Нужно признать, что под «волей к власти» Ницше понимает волю не только к внешнему, но и к внутреннему господству. Сверхчеловек не только повелевает другими людьми, но также и знает, как подчинить своему абсолютному господству свои инстинкты, развитые до стихийной, страшной силы, и не в смысле их удушения, а скорее их удержания, почти как диких животных, готовыми вырваться тогда, когда он пожелает. Однако в обоих случаях — т. е. в повелевании самим собой и в повелевании внешним миром — в том аспекте философии Ницше, который мы здесь рассматриваем, всё сводится к чувствам, ощущениям. Ценность воли к власти, энергично совершенствуемой как через как зло, так и добро, при помощи самых крайних испытаний, ограниченной только самыми безумными пределами, абсолютно безжалостная как к себе, так и к другим — эта ценность всегда будет ценностью увеличивающегося и обострённого чувства «жизни» и «Я», выводящего своё самосознание и самоутверждение только из самого этого дикого чувства.
Волна поднимается, но не находит выхода, не находит преображения. Этот импульс в своей основе нейтрален; но этот тёмный, почти «демонический», довольствующийся самим собой аскетизм лишён высшего смысла.
Один комментатор Ницще — Георг Зиммель — говорил об обстоятельствах, в которых крайняя интенсивность жизни преобразуется и превращается как бы в иное качество — «больше–чем–жизнь», Mehr–als–Leben. Но в мире такого сверхчеловека Ницше нет предпосылок для такого события: отсутствует идея, точка опоры, которая действует, так сказать, как трансформатор в электрической цепи, и которая актуализирует жизнь как «свет», как «сверх–жизнь», т. е. как проявление и утверждение всего сверхъестественного. Аполлон, олимпийский принцип, олимпийское превосходство, интерпретированный Ницше как символ внешнего и нереального, всегда остаётся для него опасностью, врагом Диониса, т. е. жизни — неконтролируемого импульса жизни, который наполняет себя сам, утверждает самого себя и не желает изменяться, рассматривая любой «потусторонний мир» как иллюзию и выход для слабых и больных. Круг замыкается. И мы остаёмся убеждены, что при наивысшем уровне жизни (пусть неосознаваемом и умозрительном) такой интенсивности, которой могла соответствовать только сверхъестественная точка опоры, отсутствие таковой вызвало круговорот этой замкнутой интенсивности и в итоге привело к своего рода короткому замыканию — мы остаёмся убеждены, это именно эта ситуация была тем, что привело Ницше к трагическому концу, к безумию.
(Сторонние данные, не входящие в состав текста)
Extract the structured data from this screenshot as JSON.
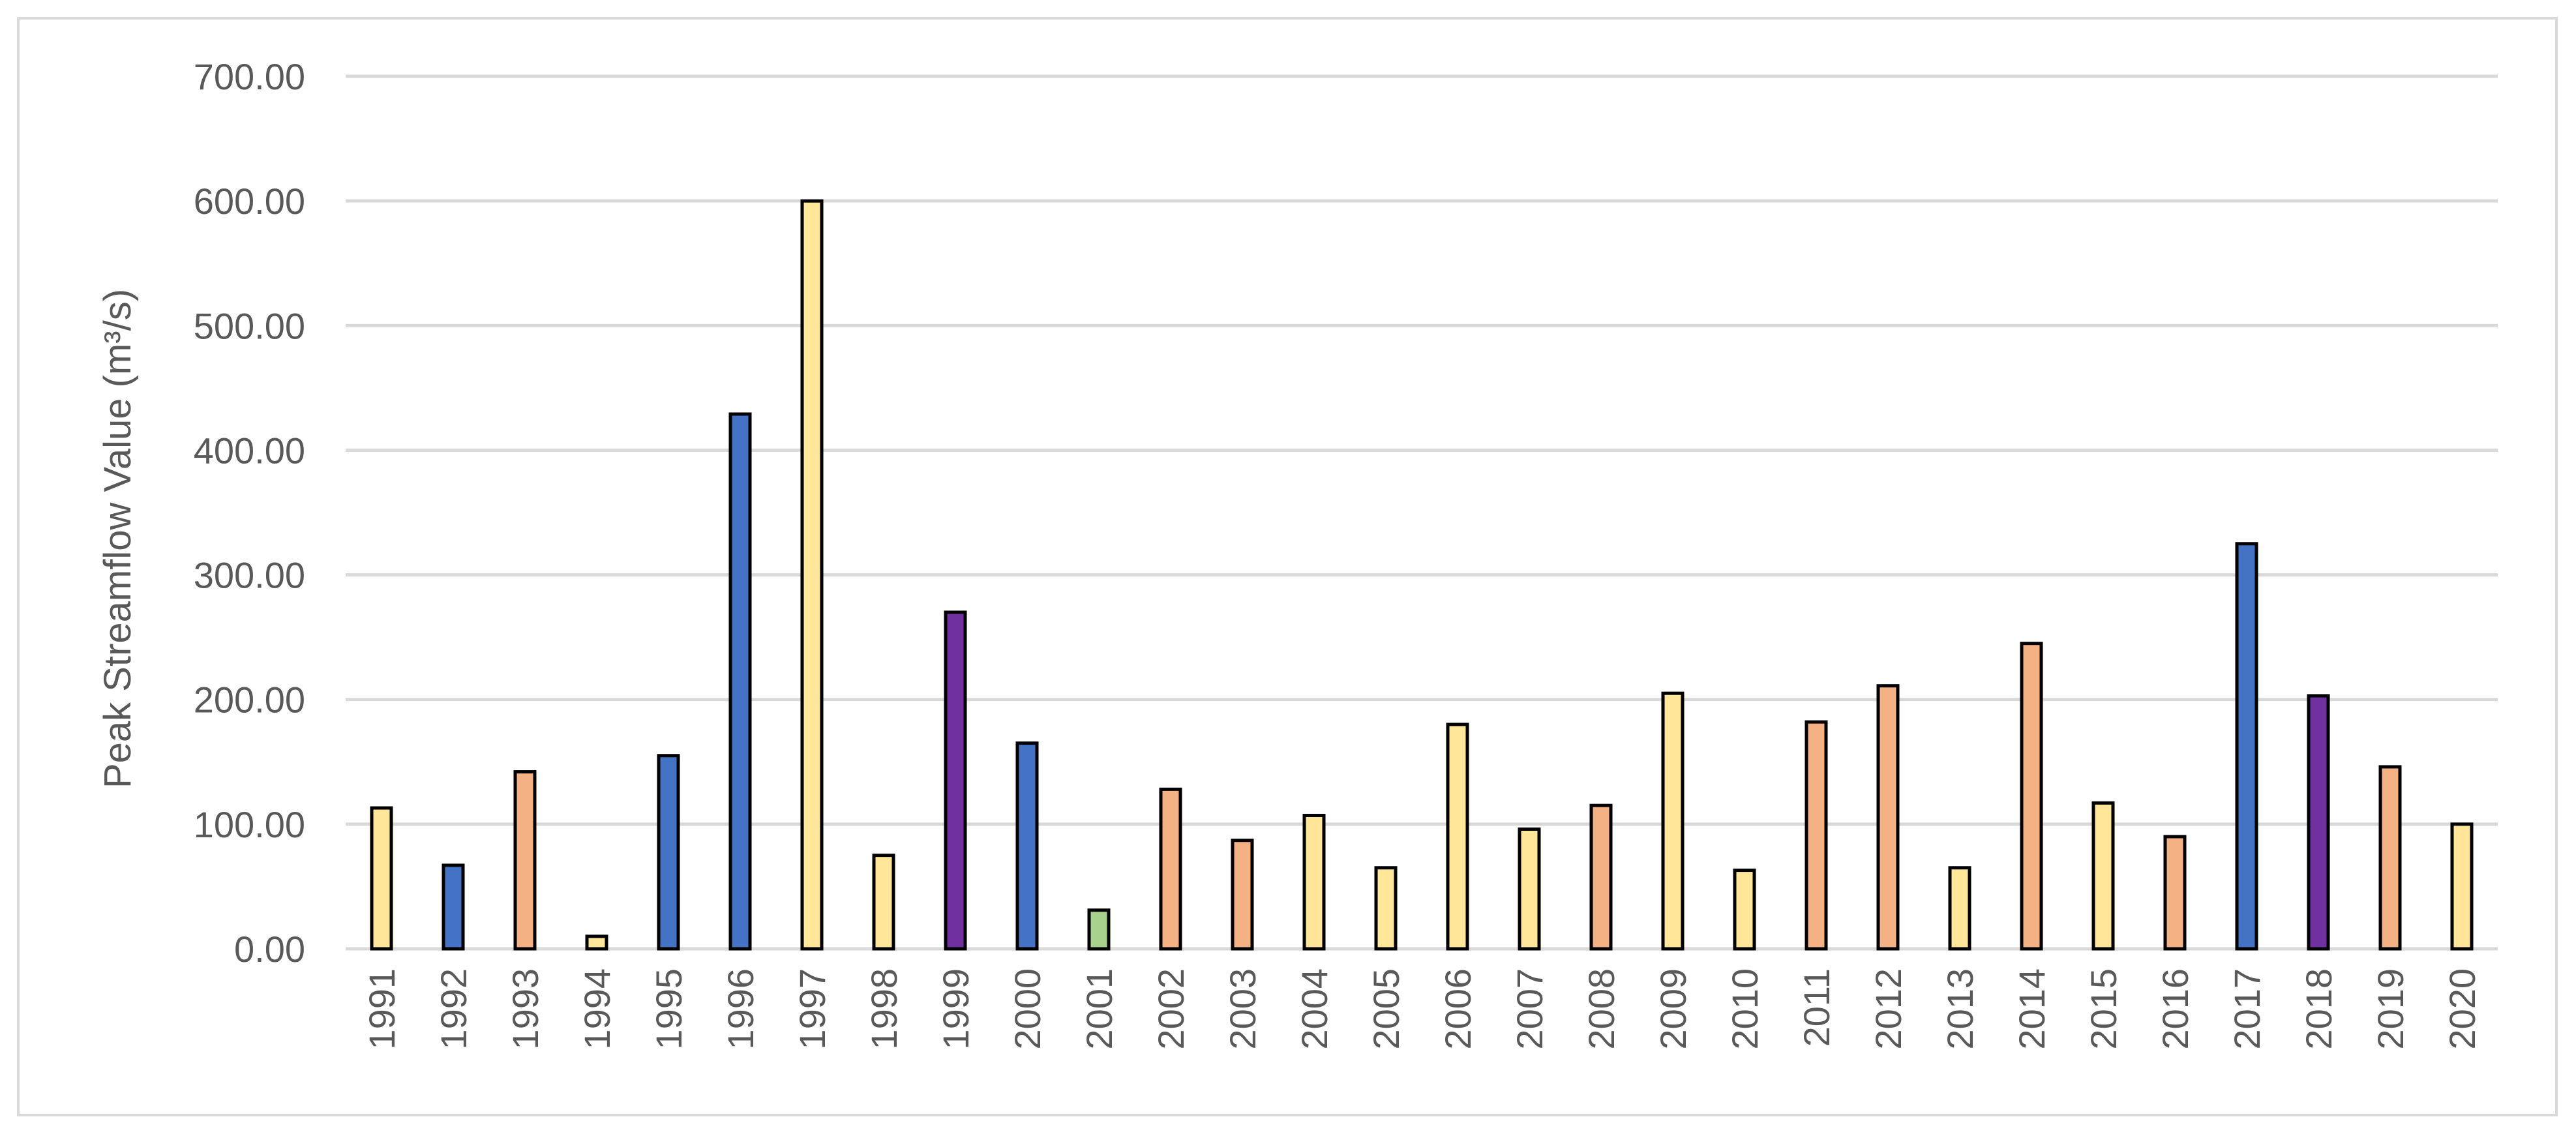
{
  "chart_data": {
    "type": "bar",
    "title": "",
    "xlabel": "",
    "ylabel": "Peak Streamflow Value (m³/s)",
    "ylim": [
      0,
      700
    ],
    "yticks": [
      0,
      100,
      200,
      300,
      400,
      500,
      600,
      700
    ],
    "ytick_labels": [
      "0.00",
      "100.00",
      "200.00",
      "300.00",
      "400.00",
      "500.00",
      "600.00",
      "700.00"
    ],
    "grid": true,
    "categories": [
      "1991",
      "1992",
      "1993",
      "1994",
      "1995",
      "1996",
      "1997",
      "1998",
      "1999",
      "2000",
      "2001",
      "2002",
      "2003",
      "2004",
      "2005",
      "2006",
      "2007",
      "2008",
      "2009",
      "2010",
      "2011",
      "2012",
      "2013",
      "2014",
      "2015",
      "2016",
      "2017",
      "2018",
      "2019",
      "2020"
    ],
    "values": [
      113,
      67,
      142,
      10,
      155,
      429,
      600,
      75,
      270,
      165,
      31,
      128,
      87,
      107,
      65,
      180,
      96,
      115,
      205,
      63,
      182,
      211,
      65,
      245,
      117,
      90,
      325,
      203,
      146,
      100
    ],
    "bar_colors": [
      "#ffe699",
      "#4472c4",
      "#f4b183",
      "#ffe699",
      "#4472c4",
      "#4472c4",
      "#ffe699",
      "#ffe699",
      "#7030a0",
      "#4472c4",
      "#a9d18e",
      "#f4b183",
      "#f4b183",
      "#ffe699",
      "#ffe699",
      "#ffe699",
      "#ffe699",
      "#f4b183",
      "#ffe699",
      "#ffe699",
      "#f4b183",
      "#f4b183",
      "#ffe699",
      "#f4b183",
      "#ffe699",
      "#f4b183",
      "#4472c4",
      "#7030a0",
      "#f4b183",
      "#ffe699"
    ]
  }
}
Если «человек — это то, что нужно превзойти», если «человек— это мост, ведущий от зверя к сверхчеловеку», то это преодоление, этот переход является иллюзорным, если продолжать рассматривать «жизнь» и только её саму в её разнообразных формах и интенсивностях и не исходить из предпосылки о существовании двух противоположных природ, двух противоположных миров.